In der Villa Dessauer kann endlich auch die brandneue Ausstellung „Papier“ des Bamberger Kunstvereins live und in Farbe besichtigt werden. In dieser Ausstellung zeigen die Künstlerinnen und Künstler, was Papier an gestalterischen Möglichkeiten bietet. Die Ausstellung wird darüberhinaus unabhängig von den Öffnungsperspektiven auch digital begleitet, beispielsweise durch Interviews mit den ausstellenden Künstlern.

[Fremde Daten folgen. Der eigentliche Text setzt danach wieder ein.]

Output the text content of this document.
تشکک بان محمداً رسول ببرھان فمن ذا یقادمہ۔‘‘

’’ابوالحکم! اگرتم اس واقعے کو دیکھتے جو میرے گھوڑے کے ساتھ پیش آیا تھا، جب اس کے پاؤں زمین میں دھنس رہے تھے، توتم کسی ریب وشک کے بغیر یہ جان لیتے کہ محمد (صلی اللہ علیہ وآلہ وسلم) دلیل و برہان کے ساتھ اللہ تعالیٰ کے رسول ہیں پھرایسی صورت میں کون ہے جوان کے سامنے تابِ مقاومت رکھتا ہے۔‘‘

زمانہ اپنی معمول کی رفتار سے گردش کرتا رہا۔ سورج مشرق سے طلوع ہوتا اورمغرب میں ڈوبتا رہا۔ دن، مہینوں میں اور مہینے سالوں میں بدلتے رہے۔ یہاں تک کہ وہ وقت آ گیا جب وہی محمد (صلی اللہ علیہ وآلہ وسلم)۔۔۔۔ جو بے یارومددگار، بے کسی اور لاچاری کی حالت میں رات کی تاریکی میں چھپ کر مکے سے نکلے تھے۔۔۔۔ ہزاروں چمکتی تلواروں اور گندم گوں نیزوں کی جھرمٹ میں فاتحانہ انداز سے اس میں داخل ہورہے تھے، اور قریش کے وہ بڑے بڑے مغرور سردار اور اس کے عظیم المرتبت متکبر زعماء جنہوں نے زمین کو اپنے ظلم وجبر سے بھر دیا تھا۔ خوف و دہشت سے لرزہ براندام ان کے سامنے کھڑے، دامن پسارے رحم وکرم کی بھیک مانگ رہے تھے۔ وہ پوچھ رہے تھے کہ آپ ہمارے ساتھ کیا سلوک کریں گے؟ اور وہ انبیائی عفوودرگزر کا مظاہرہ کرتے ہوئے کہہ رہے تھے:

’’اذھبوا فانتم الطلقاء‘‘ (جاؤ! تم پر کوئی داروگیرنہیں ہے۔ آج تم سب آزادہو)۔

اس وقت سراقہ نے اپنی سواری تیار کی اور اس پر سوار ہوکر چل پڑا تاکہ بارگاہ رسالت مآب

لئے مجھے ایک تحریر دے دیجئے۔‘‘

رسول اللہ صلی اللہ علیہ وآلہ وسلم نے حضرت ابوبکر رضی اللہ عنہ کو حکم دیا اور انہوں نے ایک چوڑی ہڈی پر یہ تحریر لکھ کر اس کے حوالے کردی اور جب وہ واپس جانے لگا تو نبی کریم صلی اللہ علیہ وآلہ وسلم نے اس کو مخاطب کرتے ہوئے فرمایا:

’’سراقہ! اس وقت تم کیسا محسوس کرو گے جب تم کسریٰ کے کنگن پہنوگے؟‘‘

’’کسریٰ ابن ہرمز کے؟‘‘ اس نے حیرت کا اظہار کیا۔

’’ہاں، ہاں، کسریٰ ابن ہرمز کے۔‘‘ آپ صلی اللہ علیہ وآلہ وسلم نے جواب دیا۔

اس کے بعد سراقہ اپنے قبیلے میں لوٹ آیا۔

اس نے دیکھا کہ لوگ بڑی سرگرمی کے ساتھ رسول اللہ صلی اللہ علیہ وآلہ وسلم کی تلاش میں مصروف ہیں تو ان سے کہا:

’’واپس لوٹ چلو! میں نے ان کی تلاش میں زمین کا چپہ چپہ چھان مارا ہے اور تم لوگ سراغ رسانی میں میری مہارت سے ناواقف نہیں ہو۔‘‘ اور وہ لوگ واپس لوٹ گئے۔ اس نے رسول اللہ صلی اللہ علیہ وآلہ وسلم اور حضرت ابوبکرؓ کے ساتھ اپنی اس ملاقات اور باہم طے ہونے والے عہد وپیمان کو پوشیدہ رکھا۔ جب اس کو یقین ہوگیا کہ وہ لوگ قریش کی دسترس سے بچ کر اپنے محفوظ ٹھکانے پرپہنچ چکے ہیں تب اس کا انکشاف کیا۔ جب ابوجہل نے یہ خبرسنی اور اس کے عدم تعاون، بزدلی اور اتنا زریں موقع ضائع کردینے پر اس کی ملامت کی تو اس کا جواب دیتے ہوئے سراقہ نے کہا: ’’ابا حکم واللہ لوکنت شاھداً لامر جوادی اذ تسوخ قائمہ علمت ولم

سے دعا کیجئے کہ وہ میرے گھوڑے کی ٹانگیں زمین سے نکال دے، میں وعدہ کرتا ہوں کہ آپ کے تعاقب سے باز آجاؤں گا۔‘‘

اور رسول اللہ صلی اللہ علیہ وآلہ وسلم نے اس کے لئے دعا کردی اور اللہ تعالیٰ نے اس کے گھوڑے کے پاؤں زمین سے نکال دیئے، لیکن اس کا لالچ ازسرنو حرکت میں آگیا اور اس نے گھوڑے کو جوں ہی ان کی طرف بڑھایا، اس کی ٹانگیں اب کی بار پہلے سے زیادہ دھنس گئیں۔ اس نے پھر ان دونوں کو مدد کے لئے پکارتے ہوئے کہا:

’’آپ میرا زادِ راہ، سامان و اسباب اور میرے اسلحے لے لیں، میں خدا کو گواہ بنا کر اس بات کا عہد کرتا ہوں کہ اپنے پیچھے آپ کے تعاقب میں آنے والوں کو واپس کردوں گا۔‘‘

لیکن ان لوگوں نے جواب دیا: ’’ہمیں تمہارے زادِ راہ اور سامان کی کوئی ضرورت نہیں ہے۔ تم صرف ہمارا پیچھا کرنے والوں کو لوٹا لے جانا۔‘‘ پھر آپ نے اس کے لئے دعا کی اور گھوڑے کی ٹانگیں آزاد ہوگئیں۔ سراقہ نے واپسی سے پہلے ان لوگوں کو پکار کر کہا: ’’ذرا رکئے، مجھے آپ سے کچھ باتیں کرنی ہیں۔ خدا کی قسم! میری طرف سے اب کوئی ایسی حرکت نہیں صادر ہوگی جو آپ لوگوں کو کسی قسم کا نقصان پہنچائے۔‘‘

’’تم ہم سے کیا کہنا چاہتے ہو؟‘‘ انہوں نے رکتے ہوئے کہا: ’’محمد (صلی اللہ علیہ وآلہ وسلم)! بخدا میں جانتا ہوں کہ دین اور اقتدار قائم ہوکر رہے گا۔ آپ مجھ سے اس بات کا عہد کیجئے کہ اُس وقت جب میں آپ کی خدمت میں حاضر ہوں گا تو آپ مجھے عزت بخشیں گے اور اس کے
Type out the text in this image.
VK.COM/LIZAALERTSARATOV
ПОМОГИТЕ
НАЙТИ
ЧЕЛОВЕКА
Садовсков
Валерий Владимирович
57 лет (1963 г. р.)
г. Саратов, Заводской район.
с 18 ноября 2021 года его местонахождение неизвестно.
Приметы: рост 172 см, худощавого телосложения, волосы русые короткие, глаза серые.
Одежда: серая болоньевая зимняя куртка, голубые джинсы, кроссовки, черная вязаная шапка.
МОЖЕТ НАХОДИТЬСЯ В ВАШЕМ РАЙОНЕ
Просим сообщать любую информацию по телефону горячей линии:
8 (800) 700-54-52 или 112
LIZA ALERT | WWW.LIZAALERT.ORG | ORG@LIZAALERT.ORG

Weiterführende Informationen und Links
Livestreams mit „Agil“ am Museumstag
https://www.agil-bamberg.de/museumstagL.php
„Bamberger Schätze“ in der Staatsbibliothek Bamberg
https://www.staatsbibliothek-bamberg.de/digitale-sammlungen/bamberger-schaetze/
Ausstellungen der Staatsbibliothek auf Google Arts & Culture
https://artsandculture.google.com/partner/staatsbibliothek-bamberg?hl=de
Online-Ausstellungen und virtuelle Spaziergänge durch die Prunkräume der Neuen Residenz
https://www.residenz-bamberg.de/deutsch/digital/index.htm
https://schloesserblog.bayern.de/tag/residenz-bamberg
Ausstellung „Papier“ in der Villa Dessauer mit virtuellem Begleitprogramm
https://www.kunstverein-bamberg.de/
Organisatorischer Hinweis der Stadt Bamberg
Liegt der Corona-Inzidenzwert in Bamberg zwischen 50 und 100, ist eine vorherige Anmeldung per Telefon (0951 87–1140 Kasse Historisches Museum, 0951 87–1871 Kasse Sammlung Ludwig, 0951 87–1861 Kasse Stadtgalerie Bamberg – Villa Dessauer und Mikwe: 0151–16971088 während der Öffnungszeiten) erforderlich. Zu einer eventuell nötigen Rückverfolgung muss ein Kontakt hinterlegt werden. Die Besucher:innen sind zum Tragen einer FFP2-Maske verpflichtet, der Mindestabstand von 1,5 m zueinander ist einzuhalten. Die Verantwortlichen bitten, die vorgeschriebenen Hygienemaßnahmen zu beherzigen. Die Besucherzahl wird begrenzt, so dass die geltenden Abstandsregeln eingehalten werden können. Die Belüftung mit Frischluft wird in den Ausstellungsräumen erhöht. Ausgeschilderte Rundwege helfen bei der Vermeidung von Kontakten. Es gibt die Möglichkeit zur Desinfektion der Hände.